Earlier report shows up to 40 % reduction in nitrification following addition of hydrophilic BNIs collected from sorghum roots (at a concentration level of 10 ATU g−1 soil) and incubated for 30 days (Subbarao et al. 2013a). In the present study, inhibition of nitrification after 30 days incubation of rhizosphere soil from cultivar GDLP 34-5-5-3 (60 %) was close to that of a known synthetic chemical inhibitor (DCD, 40 %), while in cultivar IS41245 (88 %) and control treatments (bare soil control, 100 %), almost all of the NH4 + was converted to NO3 during the 30-day incubation (Fig. 4). This indicates a physiologically significant level of the BNI-active compound sorgoleone is released into the rhizosphere from sorghum roots, and that this has the potential to help keep fertilizer-N as NH4 + for a longer period of time. It is worth mentioning that the measured genetic differences in sorgoleone release and BNI activity at the seedling stage can continue to accumulate throughout the plant growth period and reach a significant level of physiological function (Czarnota et al. 2003). In hydroponic culture, the concentration of sorgoleone shows cumulative effects as the differences in sorgoleone accumulation and BNI-activity in root-DCM wash of GDLP 34-5-5-3 and IS41245 increased from one-fold higher at 7 days age to more than 4-fold higher at 25 days age; i.e. while the sorgoleone release and BNI-activity per g root of GDLP 34-5-5-3 increased significantly during this period, however, there was no change in the case of IS41245 (Table 1).

Interestingly, the close relationship between total sorgoleone released and BNI-activity in the root-DCM wash of all three sorghum genotypes studied (r 2 = 0.95) indicates that 1 μg of sorgoleone may correspond to 1 ATU BNI-activity (Fig. 2). Hence, the measurement of sorgoleone may predict the BNI-activity in the soil for a given sorghum genotype. Moreover, a close relationship between sorgoleone release and BNI-activity demonstrates that sorgoleone is the sole hydrophobic compound present in sorghum root exudates with the BNI-function.

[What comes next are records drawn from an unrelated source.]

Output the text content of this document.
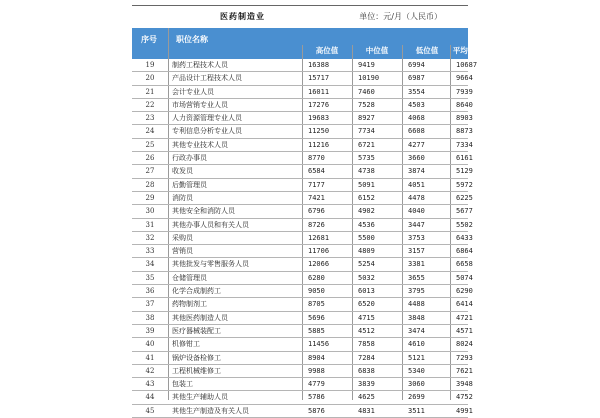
医药制造业	单位：元/月（人民币）
序号 职位名称
高位值	中位值	低位值	平均值
19	制药工程技术人员	16388	9419	6994	10687
20	产品设计工程技术人员	15717	10190	6987	9664
21	会计专业人员	16011	7460	3554	7939
22	市场营销专业人员	17276	7528	4503	8640
23	人力资源管理专业人员	19683	8927	4068	8903
24	专利信息分析专业人员	11250	7734	6608	8873
25	其他专业技术人员	11216	6721	4277	7334
26	行政办事员	8770	5735	3660	6161
27	收发员	6584	4738	3874	5129
28	后勤管理员	7177	5091	4051	5972
29	消防员	7421	6152	4478	6225
30	其他安全和消防人员	6796	4902	4040	5677
31	其他办事人员和有关人员	8726	4536	3447	5502
32	采购员	12681	5500	3753	6433
33	营销员	11706	4809	3157	6864
34	其他批发与零售服务人员	12066	5254	3381	6658
35	仓储管理员	6280	5032	3655	5074
36	化学合成制药工	9050	6013	3795	6290
37	药物制剂工	8705	6520	4488	6414
38	其他医药制造人员	5696	4715	3848	4721
39	医疗器械装配工	5885	4512	3474	4571
40	机修钳工	11456	7858	4610	8024
41	锅炉设备检修工	8904	7284	5121	7293
42	工程机械维修工	9988	6838	5340	7621
43	包装工	4779	3839	3060	3948
44	其他生产辅助人员	5786	4625	2699	4752
45	其他生产制造及有关人员	5876	4831	3511	4991
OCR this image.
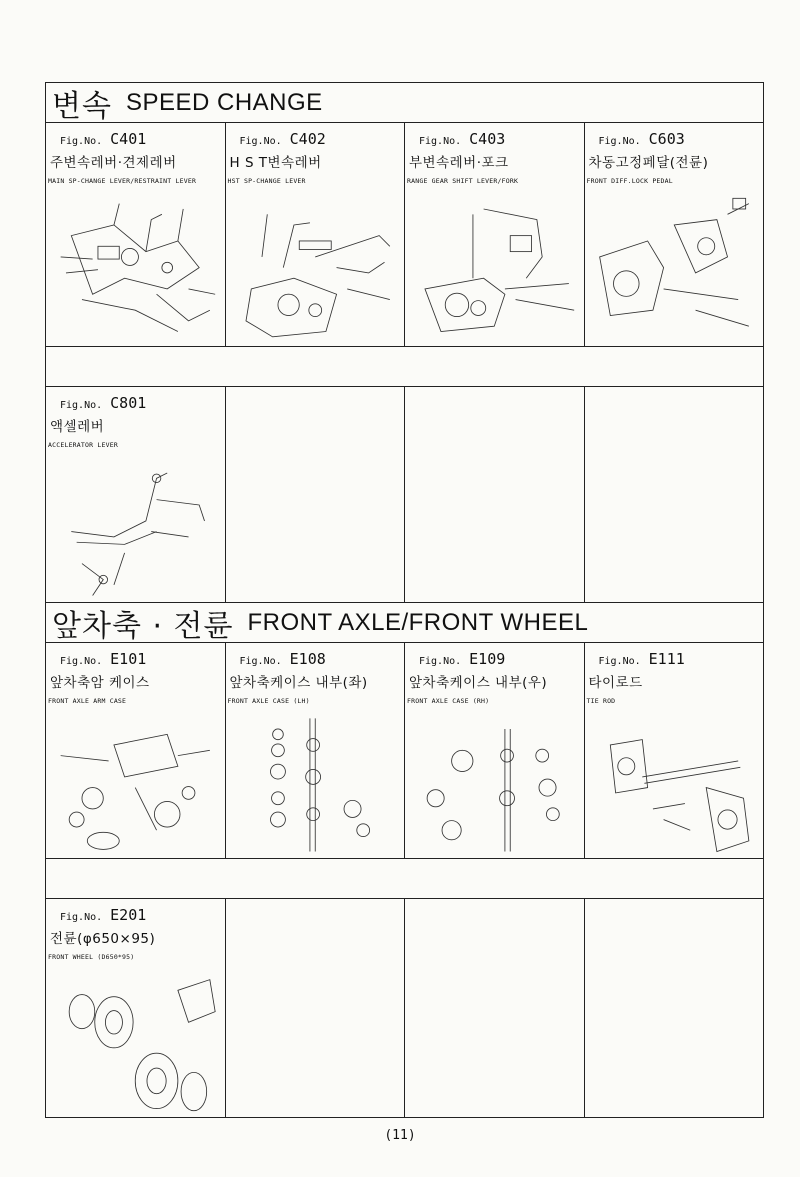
변속 SPEED CHANGE
Fig.No. C401
주변속레버·견제레버
MAIN SP-CHANGE LEVER/RESTRAINT LEVER
Fig.No. C402
H S T변속레버
HST SP-CHANGE LEVER
Fig.No. C403
부변속레버·포크
RANGE GEAR SHIFT LEVER/FORK
Fig.No. C603
차동고정페달(전륜)
FRONT DIFF.LOCK PEDAL
Fig.No. C801
액셀레버
ACCELERATOR LEVER
앞차축 · 전륜 FRONT AXLE/FRONT WHEEL
Fig.No. E101
앞차축암 케이스
FRONT AXLE ARM CASE
Fig.No. E108
앞차축케이스 내부(좌)
FRONT AXLE CASE (LH)
Fig.No. E109
앞차축케이스 내부(우)
FRONT AXLE CASE (RH)
Fig.No. E111
타이로드
TIE ROD
Fig.No. E201
전륜(φ650×95)
FRONT WHEEL (D650*95)
(11)
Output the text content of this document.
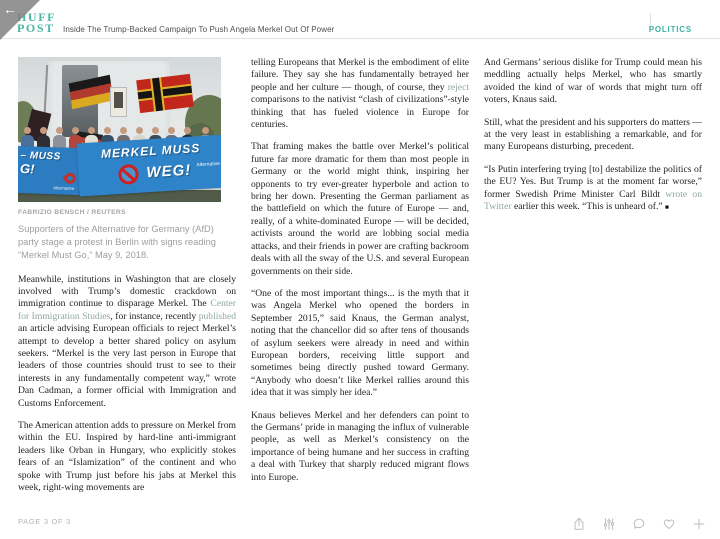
← HUFF
POST Inside The Trump-Backed Campaign To Push Angela Merkel Out Of Power	POLITICS
– MUSS
G!
Alternative
MERKEL MUSS
WEG! Alternative
FABRIZIO BENSCH / REUTERS
Supporters of the Alternative for Germany (AfD) party stage a protest in Berlin with signs reading “Merkel Must Go,” May 9, 2018.

Meanwhile, institutions in Washington that are closely involved with Trump’s domestic crackdown on immigration continue to disparage Merkel. The Center for Immigration Studies, for instance, recently published an article advising European officials to reject Merkel’s attempt to develop a better shared policy on asylum seekers. “Merkel is the very last person in Europe that leaders of those countries should trust to see to their interests in any fundamentally competent way,” wrote Dan Cadman, a former official with Immigration and Customs Enforcement.

The American attention adds to pressure on Merkel from within the EU. Inspired by hard-line anti-immigrant leaders like Orban in Hungary, who explicitly stokes fears of an “Islamization” of the continent and who spoke with Trump just before his jabs at Merkel this week, right-wing movements are

telling Europeans that Merkel is the embodiment of elite failure. They say she has fundamentally betrayed her people and her culture — though, of course, they reject comparisons to the nativist “clash of civilizations”-style thinking that has fueled violence in Europe for centuries.

That framing makes the battle over Merkel’s political future far more dramatic for them than most people in Germany or the world might think, inspiring her opponents to try ever-greater hyperbole and action to bring her down. Presenting the German parliament as the battlefield on which the future of Europe — and, really, of a white-dominated Europe — will be decided, activists around the world are lobbing social media attacks, and their friends in power are crafting backroom deals with all the sway of the U.S. and several European governments on their side.

“One of the most important things... is the myth that it was Angela Merkel who opened the borders in September 2015,” said Knaus, the German analyst, noting that the chancellor did so after tens of thousands of asylum seekers were already in need and within European borders, receiving little support and sometimes being directly pushed toward Germany. “Anybody who doesn’t like Merkel rallies around this idea that it was simply her idea.”

Knaus believes Merkel and her defenders can point to the Germans’ pride in managing the influx of vulnerable people, as well as Merkel’s consistency on the importance of being humane and her success in crafting a deal with Turkey that sharply reduced migrant flows into Europe.

And Germans’ serious dislike for Trump could mean his meddling actually helps Merkel, who has smartly avoided the kind of war of words that might turn off voters, Knaus said.

Still, what the president and his supporters do matters — at the very least in establishing a remarkable, and for many Europeans disturbing, precedent.

“Is Putin interfering trying [to] destabilize the politics of the EU? Yes. But Trump is at the moment far worse,” former Swedish Prime Minister Carl Bildt wrote on Twitter earlier this week. “This is unheard of.” ■

PAGE 3 OF 3
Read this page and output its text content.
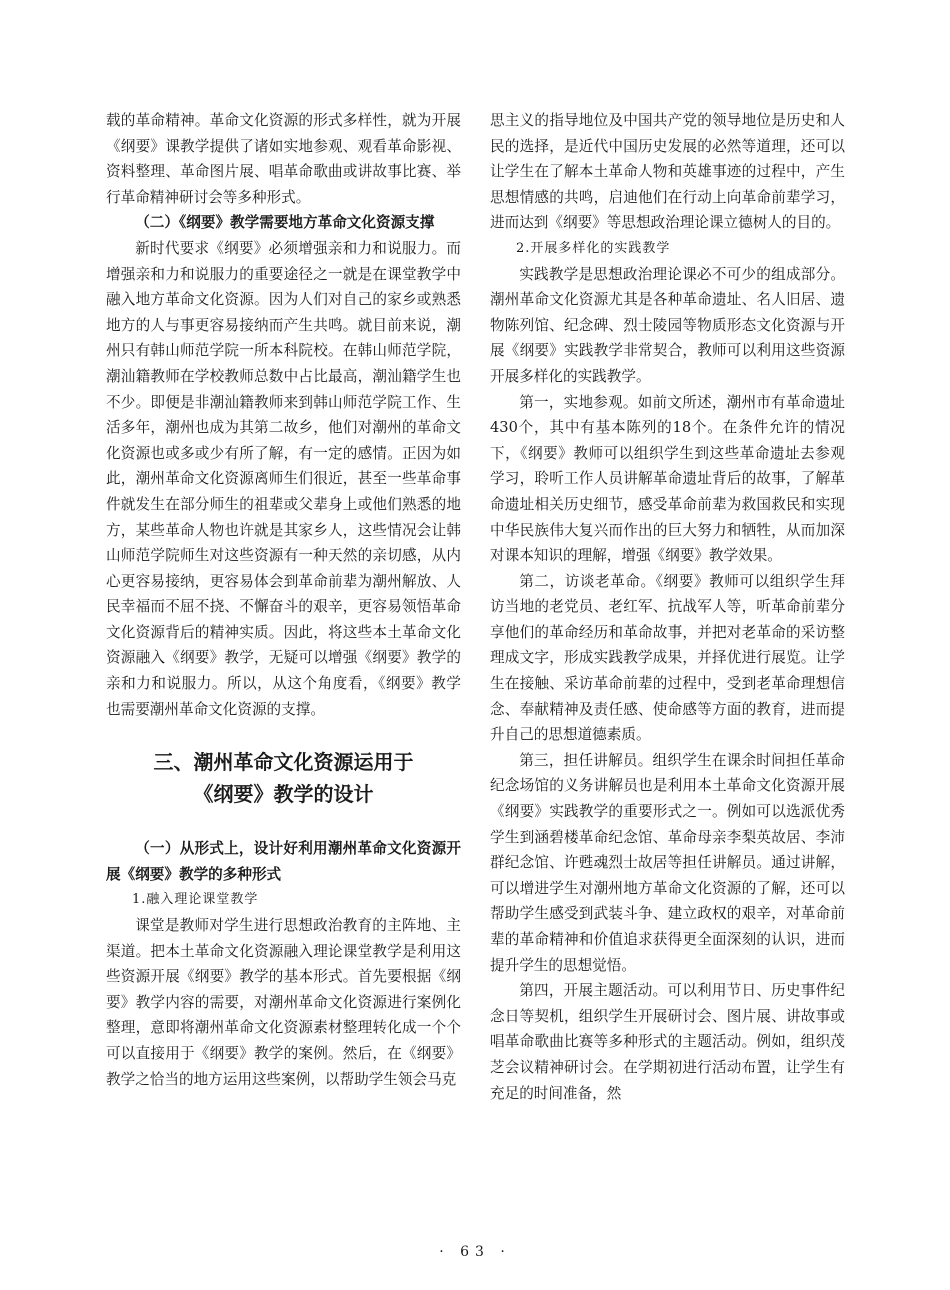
载的革命精神。革命文化资源的形式多样性，就为开展《纲要》课教学提供了诸如实地参观、观看革命影视、资料整理、革命图片展、唱革命歌曲或讲故事比赛、举行革命精神研讨会等多种形式。

（二）《纲要》教学需要地方革命文化资源支撑

新时代要求《纲要》必须增强亲和力和说服力。而增强亲和力和说服力的重要途径之一就是在课堂教学中融入地方革命文化资源。因为人们对自己的家乡或熟悉地方的人与事更容易接纳而产生共鸣。就目前来说，潮州只有韩山师范学院一所本科院校。在韩山师范学院，潮汕籍教师在学校教师总数中占比最高，潮汕籍学生也不少。即便是非潮汕籍教师来到韩山师范学院工作、生活多年，潮州也成为其第二故乡，他们对潮州的革命文化资源也或多或少有所了解，有一定的感情。正因为如此，潮州革命文化资源离师生们很近，甚至一些革命事件就发生在部分师生的祖辈或父辈身上或他们熟悉的地方，某些革命人物也许就是其家乡人，这些情况会让韩山师范学院师生对这些资源有一种天然的亲切感，从内心更容易接纳，更容易体会到革命前辈为潮州解放、人民幸福而不屈不挠、不懈奋斗的艰辛，更容易领悟革命文化资源背后的精神实质。因此，将这些本土革命文化资源融入《纲要》教学，无疑可以增强《纲要》教学的亲和力和说服力。所以，从这个角度看，《纲要》教学也需要潮州革命文化资源的支撑。

三、潮州革命文化资源运用于
《纲要》教学的设计

（一）从形式上，设计好利用潮州革命文化资源开展《纲要》教学的多种形式

1.融入理论课堂教学

课堂是教师对学生进行思想政治教育的主阵地、主渠道。把本土革命文化资源融入理论课堂教学是利用这些资源开展《纲要》教学的基本形式。首先要根据《纲要》教学内容的需要，对潮州革命文化资源进行案例化整理，意即将潮州革命文化资源素材整理转化成一个个可以直接用于《纲要》教学的案例。然后，在《纲要》教学之恰当的地方运用这些案例，以帮助学生领会马克

思主义的指导地位及中国共产党的领导地位是历史和人民的选择，是近代中国历史发展的必然等道理，还可以让学生在了解本土革命人物和英雄事迹的过程中，产生思想情感的共鸣，启迪他们在行动上向革命前辈学习，进而达到《纲要》等思想政治理论课立德树人的目的。

2.开展多样化的实践教学

实践教学是思想政治理论课必不可少的组成部分。潮州革命文化资源尤其是各种革命遗址、名人旧居、遗物陈列馆、纪念碑、烈士陵园等物质形态文化资源与开展《纲要》实践教学非常契合，教师可以利用这些资源开展多样化的实践教学。

第一，实地参观。如前文所述，潮州市有革命遗址430个，其中有基本陈列的18个。在条件允许的情况下，《纲要》教师可以组织学生到这些革命遗址去参观学习，聆听工作人员讲解革命遗址背后的故事，了解革命遗址相关历史细节，感受革命前辈为救国救民和实现中华民族伟大复兴而作出的巨大努力和牺牲，从而加深对课本知识的理解，增强《纲要》教学效果。

第二，访谈老革命。《纲要》教师可以组织学生拜访当地的老党员、老红军、抗战军人等，听革命前辈分享他们的革命经历和革命故事，并把对老革命的采访整理成文字，形成实践教学成果，并择优进行展览。让学生在接触、采访革命前辈的过程中，受到老革命理想信念、奉献精神及责任感、使命感等方面的教育，进而提升自己的思想道德素质。

第三，担任讲解员。组织学生在课余时间担任革命纪念场馆的义务讲解员也是利用本土革命文化资源开展《纲要》实践教学的重要形式之一。例如可以选派优秀学生到涵碧楼革命纪念馆、革命母亲李梨英故居、李沛群纪念馆、许甦魂烈士故居等担任讲解员。通过讲解，可以增进学生对潮州地方革命文化资源的了解，还可以帮助学生感受到武装斗争、建立政权的艰辛，对革命前辈的革命精神和价值追求获得更全面深刻的认识，进而提升学生的思想觉悟。

第四，开展主题活动。可以利用节日、历史事件纪念日等契机，组织学生开展研讨会、图片展、讲故事或唱革命歌曲比赛等多种形式的主题活动。例如，组织茂芝会议精神研讨会。在学期初进行活动布置，让学生有充足的时间准备，然

· 63 ·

This was further shown in a soil incubation experiment that demonstrated a strong relationship between the amount of sorgoleone applied to the soil and inhibition of nitrate formation from ammonium (Fig.7). Thus sorgoleone release has an additional biological function as an inhibitor of nitrifying bacteria apart from its reported herbicidal function (Nimbal et al. 1996a, b; Czarnota et al. 2001; Hejl and Koster 2004; Dayan et al. 2009).

Conclusion

We conclude that sorgoleone is the sole compound present in the hydrophobic fraction of sorghum root exudate that possesses BNI-function. The relationships between sorgoleone released and BNI-activity are linear,, i.e. 1 μg sorgoleone has 1 ATU BNI activity. Moreover, there are genetic differences in agronomically elite sorghum cultivars for the release of sorgoleone and BNI-capacity that can be exploited by breeding programs to develop improved cultivars for use in more sustainable and eco-friendly crop production systems than those presently prevailing in most areas where this crop is grown globally.